HomeMy WebLinkAbout2011-0378.Chapman.16-06-30 DecisionCrown Employees
Grievance Settlement
Board
Suite 600
180 Dundas St. West
Toronto, Ontario M5G 1Z8
Tel. (416) 326-1388
Fax (416) 326-1396
Commission de
règlement des griefs
des employés de la
Couronne
Bureau 600
180, rue Dundas Ouest
Toronto (Ontario) M5G 1Z8
Tél. : (416) 326-1388
Téléc. : (416) 326-1396
GSB#2011-0378
IN THE MATTER OF AN ARBITRATION
Under
THE CROWN EMPLOYEES COLLECTIVE BARGAINING ACT
Before
THE GRIEVANCE SETTLEMENT BOARD
BETWEEN
Association of Management, Administrative and
Professional Crown Employees of Ontario
(Chapman) Association
- and -
The Crown in Right of Ontario
(Treasury Board Secretariat) Employer
BEFORE Christopher Albertyn Vice-Chair
FOR THE
ASSOCIATION
Marisa Pollock
Goldblatt Partners LLP
Counsel
Nadine Blum
Goldblatt Partners LLP
Counsel
FOR THE EMPLOYER Susan Munn
Treasury Board Secretariat
Legal Services Branch
Counsel
HEARING June 16, 2016
- 2 -
Decision
[1] This is a complaint regarding the implementation of a Memorandum of Settlement
concluded on March 1, 2013.
[2] The Complainant contends that a permanent vacancy arose, pursuant to Paragraph
2.1 of the Memorandum of Settlement, to which she ought to have been assigned. The
Employer denies there was any permanent vacancy, or, if there was a vacancy, that the
Complainant had the required qualifications.
[3] A number of procedural arrangements have been made to expedite the hearing of
this matter, although no evidence has yet been presented. The last day of hearing was
on May 7, 2015.
[4] An intervening event has occurred. The Complainant’s employment was terminated
on February 9, 2016. The Union has grieved the termination. It has also grieved an
earlier disciplinary suspension issued to the Complainant. Likely the termination and
suspension grievances will be heard together. The Employer has denied both
grievances. The grievances have yet to be referred to arbitration, although that is likely
to occur soon.
[5] The Employer asks that the current grievance (“the Settlement grievance”) –
concerning the implementation of the Memorandum of Settlement – be deferred until
the termination grievance is determined. The reason for the request is that the
Settlement grievance will become moot if the Complainant’s termination grievance is
denied.
[6] The Union opposes the Employer’s motion. It submits that there is a possibility, but
no certainty, of the Settlement grievance becoming moot. Given the uncertainty, the
Settlement grievance should be allowed to continue in the ordinary course, to its
resolution. The Union argues that much time has already elapsed since the filing of the
Settlement Grievance and the Complainant should not have to wait a further period to
have it resolved. Labour relations disputes should be determined expeditiously, and any
deferral of the Settlement grievance would be counter to that objective.
[7] I recognize, as the Union submits, that there is no certainty that the Settlement
grievance will become moot. However, if the termination grievance is dismissed, it will
be moot. Continuing with the hearing of the Settlement grievance if this possibility is
realized will mean that time, effort and expense will have been used unnecessarily.

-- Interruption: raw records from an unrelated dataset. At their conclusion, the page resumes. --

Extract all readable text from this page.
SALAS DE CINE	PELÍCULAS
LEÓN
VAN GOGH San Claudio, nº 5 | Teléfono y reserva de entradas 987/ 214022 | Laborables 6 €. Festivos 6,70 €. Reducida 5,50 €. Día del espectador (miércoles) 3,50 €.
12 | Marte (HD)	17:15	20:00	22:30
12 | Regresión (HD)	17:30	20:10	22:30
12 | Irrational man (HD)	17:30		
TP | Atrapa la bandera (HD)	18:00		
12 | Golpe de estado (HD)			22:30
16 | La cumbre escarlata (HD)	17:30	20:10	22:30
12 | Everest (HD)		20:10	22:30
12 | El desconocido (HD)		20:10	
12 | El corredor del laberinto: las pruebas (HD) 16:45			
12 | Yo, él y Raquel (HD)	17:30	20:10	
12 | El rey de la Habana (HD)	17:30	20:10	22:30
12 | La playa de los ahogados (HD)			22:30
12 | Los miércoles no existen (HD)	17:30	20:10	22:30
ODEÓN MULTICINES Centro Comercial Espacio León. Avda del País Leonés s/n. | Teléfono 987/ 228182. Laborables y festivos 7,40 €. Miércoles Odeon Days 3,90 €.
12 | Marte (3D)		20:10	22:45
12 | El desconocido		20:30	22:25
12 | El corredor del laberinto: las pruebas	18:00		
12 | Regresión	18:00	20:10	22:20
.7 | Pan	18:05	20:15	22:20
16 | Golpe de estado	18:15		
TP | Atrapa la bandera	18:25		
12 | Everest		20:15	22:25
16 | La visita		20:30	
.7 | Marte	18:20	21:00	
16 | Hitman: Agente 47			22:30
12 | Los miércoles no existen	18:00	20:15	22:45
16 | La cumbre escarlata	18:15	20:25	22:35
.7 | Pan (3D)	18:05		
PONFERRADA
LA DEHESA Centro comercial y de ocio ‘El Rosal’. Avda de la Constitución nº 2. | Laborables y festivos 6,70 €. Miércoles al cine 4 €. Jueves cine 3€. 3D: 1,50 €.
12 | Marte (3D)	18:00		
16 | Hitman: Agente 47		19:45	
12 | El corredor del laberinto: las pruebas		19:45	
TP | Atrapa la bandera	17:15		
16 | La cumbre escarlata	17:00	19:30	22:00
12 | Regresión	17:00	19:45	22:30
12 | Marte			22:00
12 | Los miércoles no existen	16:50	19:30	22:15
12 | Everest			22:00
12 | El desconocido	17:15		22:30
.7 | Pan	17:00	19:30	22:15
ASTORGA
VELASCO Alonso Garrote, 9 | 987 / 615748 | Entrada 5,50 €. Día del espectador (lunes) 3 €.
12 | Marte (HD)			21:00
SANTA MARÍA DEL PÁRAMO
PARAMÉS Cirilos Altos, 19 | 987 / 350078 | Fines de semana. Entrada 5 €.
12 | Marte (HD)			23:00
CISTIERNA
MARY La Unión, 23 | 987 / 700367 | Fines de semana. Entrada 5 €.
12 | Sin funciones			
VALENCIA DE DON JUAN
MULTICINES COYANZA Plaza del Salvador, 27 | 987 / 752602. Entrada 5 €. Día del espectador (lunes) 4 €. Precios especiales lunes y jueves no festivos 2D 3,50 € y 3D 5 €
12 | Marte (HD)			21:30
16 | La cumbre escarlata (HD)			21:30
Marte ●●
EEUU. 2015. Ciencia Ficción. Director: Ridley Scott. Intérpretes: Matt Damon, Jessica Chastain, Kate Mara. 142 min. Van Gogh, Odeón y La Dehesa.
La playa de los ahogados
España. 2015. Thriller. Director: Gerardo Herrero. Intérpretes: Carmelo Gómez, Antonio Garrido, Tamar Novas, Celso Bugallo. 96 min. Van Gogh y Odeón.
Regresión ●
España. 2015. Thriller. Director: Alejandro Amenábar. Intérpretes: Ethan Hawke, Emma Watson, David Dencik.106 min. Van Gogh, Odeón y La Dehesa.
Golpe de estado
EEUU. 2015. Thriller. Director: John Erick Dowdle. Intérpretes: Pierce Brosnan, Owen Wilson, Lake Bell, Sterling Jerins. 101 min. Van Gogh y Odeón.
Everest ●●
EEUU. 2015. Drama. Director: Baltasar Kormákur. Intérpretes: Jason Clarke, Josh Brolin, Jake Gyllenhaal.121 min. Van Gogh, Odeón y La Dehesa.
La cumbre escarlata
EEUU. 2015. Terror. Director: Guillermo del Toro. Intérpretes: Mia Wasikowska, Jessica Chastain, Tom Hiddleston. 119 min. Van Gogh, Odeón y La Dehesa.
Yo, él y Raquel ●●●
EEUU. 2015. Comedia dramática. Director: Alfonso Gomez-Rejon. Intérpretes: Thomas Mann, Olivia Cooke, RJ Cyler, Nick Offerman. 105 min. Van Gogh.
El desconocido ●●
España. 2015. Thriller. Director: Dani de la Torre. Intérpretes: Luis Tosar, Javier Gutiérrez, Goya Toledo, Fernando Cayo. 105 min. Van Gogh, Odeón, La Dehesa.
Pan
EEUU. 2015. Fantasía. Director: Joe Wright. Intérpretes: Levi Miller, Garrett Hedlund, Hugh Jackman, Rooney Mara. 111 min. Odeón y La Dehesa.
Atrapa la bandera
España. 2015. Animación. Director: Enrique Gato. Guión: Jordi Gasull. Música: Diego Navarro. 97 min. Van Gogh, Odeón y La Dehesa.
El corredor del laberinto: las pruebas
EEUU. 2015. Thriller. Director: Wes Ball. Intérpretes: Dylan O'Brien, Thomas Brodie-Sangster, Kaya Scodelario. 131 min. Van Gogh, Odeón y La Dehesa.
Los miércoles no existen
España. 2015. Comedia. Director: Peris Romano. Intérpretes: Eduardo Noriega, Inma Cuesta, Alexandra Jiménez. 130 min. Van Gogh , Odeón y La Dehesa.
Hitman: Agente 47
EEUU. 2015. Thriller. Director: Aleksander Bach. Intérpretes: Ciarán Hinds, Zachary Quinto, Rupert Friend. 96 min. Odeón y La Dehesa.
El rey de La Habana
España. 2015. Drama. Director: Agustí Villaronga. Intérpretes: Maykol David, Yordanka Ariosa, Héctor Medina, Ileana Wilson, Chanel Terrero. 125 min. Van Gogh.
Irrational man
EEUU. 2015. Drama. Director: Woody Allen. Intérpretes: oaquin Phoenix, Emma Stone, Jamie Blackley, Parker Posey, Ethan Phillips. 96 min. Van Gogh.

Further, as the Employer argues, if the Complainant were to be successful in the
Settlement grievance, the result could not be implemented until after the resolution of
the termination grievance, assuming the Complainant to be reinstated in employment as
a consequence of the arbitration of that grievance. Accordingly, nothing would be
gained by completing the Settlement grievance before the termination grievance is
determined.
- 3 -
[8] The Board has the power under s. 48(12)(i) of the Labour Relations Act, 1995 SO
1995, c 1, Sch A “to make interim orders concerning procedural matters”. The
Employer’s request is such a matter. The Board should avoid inefficiencies in the
conduct of its hearings. As the Employer submits, where a proceeding can become
moot as a result of another proceeding, it makes sense to adjourn the proceeding. That
is the case for the Settlement grievance. It should await the outcome of the arbitration of
the termination grievance. That outcome will determine whether the Complainant
continues to be an employee in the Ontario public service and, therefore, whether the
Settlement grievance needs to be heard.
[9] Accordingly, I find that the arbitration of the Settlement grievance should be held in
abeyance. I therefore direct that:
a) the hearing scheduled for July 7, 2016 is cancelled;
b) this matter is adjourned sine die, pending the determination of the arbitration
of the Complainant’s termination grievance;
c) after that determination, the Union should advise the Registrar whether it
wishes to have this matter re-scheduled for hearing.
Dated at Toronto, Ontario this 30th day of June 2016.